Collateralising an asset will always trump selling it and is a technique the wealthy frequently employ. The asset continues to appreciate and is leveraged to allow further accumulation of assets.
Shorting on Aave
1. Go to Aave and launch the app
2. Connect a non-custodial wallet
3. Select the asset to collateralise
The best asset to collateralise is WBTC. It is the most stable asset and the asset that will appreciate the most. WBTC is just an Ethereum token that can be swapped on a 1:1 basis for BTC allowing participants to own Bitcoin whilst interacting with Ethereum’s DeFi ecosystem.

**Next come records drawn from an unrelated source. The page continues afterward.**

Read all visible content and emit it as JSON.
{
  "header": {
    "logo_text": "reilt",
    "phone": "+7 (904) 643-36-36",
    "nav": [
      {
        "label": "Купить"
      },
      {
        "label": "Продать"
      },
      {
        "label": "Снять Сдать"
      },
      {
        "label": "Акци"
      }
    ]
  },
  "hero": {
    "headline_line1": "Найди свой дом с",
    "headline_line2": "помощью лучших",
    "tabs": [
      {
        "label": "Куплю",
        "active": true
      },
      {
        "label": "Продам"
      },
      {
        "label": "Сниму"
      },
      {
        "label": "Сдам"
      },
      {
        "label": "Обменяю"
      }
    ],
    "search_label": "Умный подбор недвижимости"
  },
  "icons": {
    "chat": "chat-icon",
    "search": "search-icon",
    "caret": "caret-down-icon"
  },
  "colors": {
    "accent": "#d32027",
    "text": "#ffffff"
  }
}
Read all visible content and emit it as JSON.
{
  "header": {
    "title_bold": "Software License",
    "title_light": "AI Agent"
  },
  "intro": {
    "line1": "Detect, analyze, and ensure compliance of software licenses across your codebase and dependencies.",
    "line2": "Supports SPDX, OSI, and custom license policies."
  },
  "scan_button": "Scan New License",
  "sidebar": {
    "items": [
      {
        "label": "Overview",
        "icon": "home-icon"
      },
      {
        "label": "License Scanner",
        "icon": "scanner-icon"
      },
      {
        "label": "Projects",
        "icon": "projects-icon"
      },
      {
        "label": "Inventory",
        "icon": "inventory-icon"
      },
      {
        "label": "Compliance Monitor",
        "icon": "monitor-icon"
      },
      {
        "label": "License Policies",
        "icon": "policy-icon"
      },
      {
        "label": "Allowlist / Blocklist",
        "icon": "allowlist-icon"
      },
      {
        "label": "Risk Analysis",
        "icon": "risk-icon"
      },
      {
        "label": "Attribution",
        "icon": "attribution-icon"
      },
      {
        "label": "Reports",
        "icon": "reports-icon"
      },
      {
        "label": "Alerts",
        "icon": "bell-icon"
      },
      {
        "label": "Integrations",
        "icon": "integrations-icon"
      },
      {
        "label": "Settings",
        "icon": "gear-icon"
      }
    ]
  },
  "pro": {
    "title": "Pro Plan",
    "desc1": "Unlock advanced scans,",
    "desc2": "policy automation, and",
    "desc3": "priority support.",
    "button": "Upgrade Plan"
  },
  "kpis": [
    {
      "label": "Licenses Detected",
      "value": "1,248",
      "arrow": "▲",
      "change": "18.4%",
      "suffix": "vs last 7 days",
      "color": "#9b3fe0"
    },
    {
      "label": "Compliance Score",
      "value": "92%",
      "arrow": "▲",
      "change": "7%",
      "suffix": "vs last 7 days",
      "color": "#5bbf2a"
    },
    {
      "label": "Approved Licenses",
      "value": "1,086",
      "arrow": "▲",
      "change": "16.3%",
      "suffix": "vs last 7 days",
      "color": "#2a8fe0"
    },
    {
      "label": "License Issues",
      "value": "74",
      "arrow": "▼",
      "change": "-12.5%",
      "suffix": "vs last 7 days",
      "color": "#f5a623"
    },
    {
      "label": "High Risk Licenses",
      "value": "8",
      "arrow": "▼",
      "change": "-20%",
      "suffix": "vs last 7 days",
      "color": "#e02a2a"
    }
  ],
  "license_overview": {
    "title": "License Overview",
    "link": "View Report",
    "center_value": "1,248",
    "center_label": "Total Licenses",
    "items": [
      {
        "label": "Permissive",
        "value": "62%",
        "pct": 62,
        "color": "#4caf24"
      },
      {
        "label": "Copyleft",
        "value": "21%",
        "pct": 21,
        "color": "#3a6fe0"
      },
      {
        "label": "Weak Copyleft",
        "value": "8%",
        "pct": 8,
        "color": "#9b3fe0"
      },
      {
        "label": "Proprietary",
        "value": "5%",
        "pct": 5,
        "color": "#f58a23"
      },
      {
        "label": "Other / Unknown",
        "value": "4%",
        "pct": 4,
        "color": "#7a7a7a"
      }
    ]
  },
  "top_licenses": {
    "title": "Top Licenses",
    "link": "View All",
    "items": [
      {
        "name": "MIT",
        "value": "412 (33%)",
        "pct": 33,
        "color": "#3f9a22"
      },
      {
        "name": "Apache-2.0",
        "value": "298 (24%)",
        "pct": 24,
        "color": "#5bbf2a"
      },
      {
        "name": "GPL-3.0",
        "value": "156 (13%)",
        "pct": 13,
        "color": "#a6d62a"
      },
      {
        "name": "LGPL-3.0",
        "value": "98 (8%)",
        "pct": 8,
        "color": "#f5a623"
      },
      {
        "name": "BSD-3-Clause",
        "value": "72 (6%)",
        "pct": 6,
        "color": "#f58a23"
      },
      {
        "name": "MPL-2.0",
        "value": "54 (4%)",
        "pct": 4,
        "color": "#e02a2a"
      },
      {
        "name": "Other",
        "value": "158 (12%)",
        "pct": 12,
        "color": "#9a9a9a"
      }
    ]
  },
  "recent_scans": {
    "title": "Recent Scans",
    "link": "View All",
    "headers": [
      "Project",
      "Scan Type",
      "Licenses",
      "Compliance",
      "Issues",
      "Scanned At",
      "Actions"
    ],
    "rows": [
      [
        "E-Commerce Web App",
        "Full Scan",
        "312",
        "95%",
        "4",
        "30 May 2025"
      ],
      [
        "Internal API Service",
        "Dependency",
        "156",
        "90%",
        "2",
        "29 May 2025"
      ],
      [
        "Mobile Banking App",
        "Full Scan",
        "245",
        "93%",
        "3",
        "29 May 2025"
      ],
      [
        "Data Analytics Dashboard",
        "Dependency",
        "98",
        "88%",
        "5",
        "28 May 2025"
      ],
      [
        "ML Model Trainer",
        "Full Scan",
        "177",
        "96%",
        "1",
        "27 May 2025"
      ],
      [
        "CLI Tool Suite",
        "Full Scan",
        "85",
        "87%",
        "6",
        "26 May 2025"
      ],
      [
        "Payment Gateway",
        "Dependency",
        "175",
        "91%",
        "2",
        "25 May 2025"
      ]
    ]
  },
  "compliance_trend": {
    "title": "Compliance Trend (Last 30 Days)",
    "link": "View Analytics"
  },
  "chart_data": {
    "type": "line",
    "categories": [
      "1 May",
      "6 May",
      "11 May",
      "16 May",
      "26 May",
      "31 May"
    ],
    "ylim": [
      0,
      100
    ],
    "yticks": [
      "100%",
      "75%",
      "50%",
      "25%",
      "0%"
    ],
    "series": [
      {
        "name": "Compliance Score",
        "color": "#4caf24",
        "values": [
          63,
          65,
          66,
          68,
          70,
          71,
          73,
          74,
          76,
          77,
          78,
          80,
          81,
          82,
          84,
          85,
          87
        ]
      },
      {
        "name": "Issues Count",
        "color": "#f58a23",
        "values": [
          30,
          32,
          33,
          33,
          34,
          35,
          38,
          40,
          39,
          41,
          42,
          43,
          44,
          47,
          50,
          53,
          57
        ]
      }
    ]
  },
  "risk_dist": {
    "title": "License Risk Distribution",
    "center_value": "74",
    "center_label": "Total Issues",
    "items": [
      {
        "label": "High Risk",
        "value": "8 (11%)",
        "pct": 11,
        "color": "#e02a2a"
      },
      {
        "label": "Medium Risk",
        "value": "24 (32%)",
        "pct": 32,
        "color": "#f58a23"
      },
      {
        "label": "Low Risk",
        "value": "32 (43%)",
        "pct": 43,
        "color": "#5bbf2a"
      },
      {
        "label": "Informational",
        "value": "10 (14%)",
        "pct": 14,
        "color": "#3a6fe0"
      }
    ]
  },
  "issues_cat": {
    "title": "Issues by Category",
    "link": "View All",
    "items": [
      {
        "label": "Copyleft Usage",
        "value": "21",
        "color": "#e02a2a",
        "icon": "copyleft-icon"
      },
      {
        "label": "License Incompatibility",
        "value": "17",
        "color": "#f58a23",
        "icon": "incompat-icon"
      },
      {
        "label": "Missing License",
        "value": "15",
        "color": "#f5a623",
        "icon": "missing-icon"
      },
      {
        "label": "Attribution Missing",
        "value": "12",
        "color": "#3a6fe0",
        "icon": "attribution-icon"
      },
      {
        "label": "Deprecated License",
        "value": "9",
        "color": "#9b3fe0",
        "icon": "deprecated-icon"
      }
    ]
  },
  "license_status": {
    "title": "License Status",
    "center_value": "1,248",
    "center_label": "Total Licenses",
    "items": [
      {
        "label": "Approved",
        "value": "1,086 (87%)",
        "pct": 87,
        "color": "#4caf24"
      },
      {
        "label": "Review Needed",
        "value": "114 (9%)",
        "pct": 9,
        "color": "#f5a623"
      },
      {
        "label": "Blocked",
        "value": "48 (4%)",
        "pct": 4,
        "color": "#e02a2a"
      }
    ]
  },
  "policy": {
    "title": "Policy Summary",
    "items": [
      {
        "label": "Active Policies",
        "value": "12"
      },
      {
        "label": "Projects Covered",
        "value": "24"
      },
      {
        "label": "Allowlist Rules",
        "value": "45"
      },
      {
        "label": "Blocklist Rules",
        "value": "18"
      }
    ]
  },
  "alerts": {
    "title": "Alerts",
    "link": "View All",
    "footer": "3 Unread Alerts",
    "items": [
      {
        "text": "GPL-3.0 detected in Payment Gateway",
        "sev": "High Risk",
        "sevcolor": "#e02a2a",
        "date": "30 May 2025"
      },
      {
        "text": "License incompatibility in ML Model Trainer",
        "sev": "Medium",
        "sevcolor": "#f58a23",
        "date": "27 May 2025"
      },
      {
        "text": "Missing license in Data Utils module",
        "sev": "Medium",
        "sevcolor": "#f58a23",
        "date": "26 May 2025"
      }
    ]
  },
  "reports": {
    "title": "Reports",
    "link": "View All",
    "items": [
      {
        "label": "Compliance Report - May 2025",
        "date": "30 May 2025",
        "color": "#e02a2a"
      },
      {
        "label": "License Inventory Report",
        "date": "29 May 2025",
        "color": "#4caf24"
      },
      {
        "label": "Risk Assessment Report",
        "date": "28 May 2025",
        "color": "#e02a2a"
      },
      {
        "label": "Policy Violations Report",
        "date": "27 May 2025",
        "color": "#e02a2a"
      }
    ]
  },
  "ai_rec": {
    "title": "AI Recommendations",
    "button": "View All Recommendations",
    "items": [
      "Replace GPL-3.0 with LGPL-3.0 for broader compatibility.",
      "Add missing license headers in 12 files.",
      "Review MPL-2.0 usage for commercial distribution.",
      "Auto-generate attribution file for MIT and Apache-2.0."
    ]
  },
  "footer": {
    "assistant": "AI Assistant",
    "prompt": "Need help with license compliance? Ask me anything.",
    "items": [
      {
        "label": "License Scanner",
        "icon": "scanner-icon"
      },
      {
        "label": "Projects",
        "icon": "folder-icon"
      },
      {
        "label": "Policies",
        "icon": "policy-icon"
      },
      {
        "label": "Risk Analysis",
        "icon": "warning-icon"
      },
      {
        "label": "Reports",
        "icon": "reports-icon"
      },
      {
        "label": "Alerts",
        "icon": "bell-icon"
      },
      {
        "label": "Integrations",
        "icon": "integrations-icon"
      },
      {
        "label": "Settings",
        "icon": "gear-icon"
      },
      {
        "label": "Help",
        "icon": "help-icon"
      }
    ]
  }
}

4. Borrow the token you want to short, for example, MATIC
Borrow 500 Matic tokens at a price of $0.47 per token, giving a total loan amount of $235.70. Never exceed a loan-to-value ratio of 50%, meaning your collateral is always twice the value of your loan. This avoids liquidation risk in the case of market volatility.
5. Immadietly swap the borrowed token for USDC on QuickSwap
Swap 500 Matic for $235 USDC
6. Collateralise the USDC on Aave to boost loan health
7. Wait for the borrowed token’s price to drop
In this example, over the coming weeks, Matic falls to $0.25 per token.
8. Buy back borrowed token on QuickSwap with USDC and repay the loan
At a price of $0.25 per token, 500 Matic would cost $125. After repaying the loan, the investor would make a profit of $110.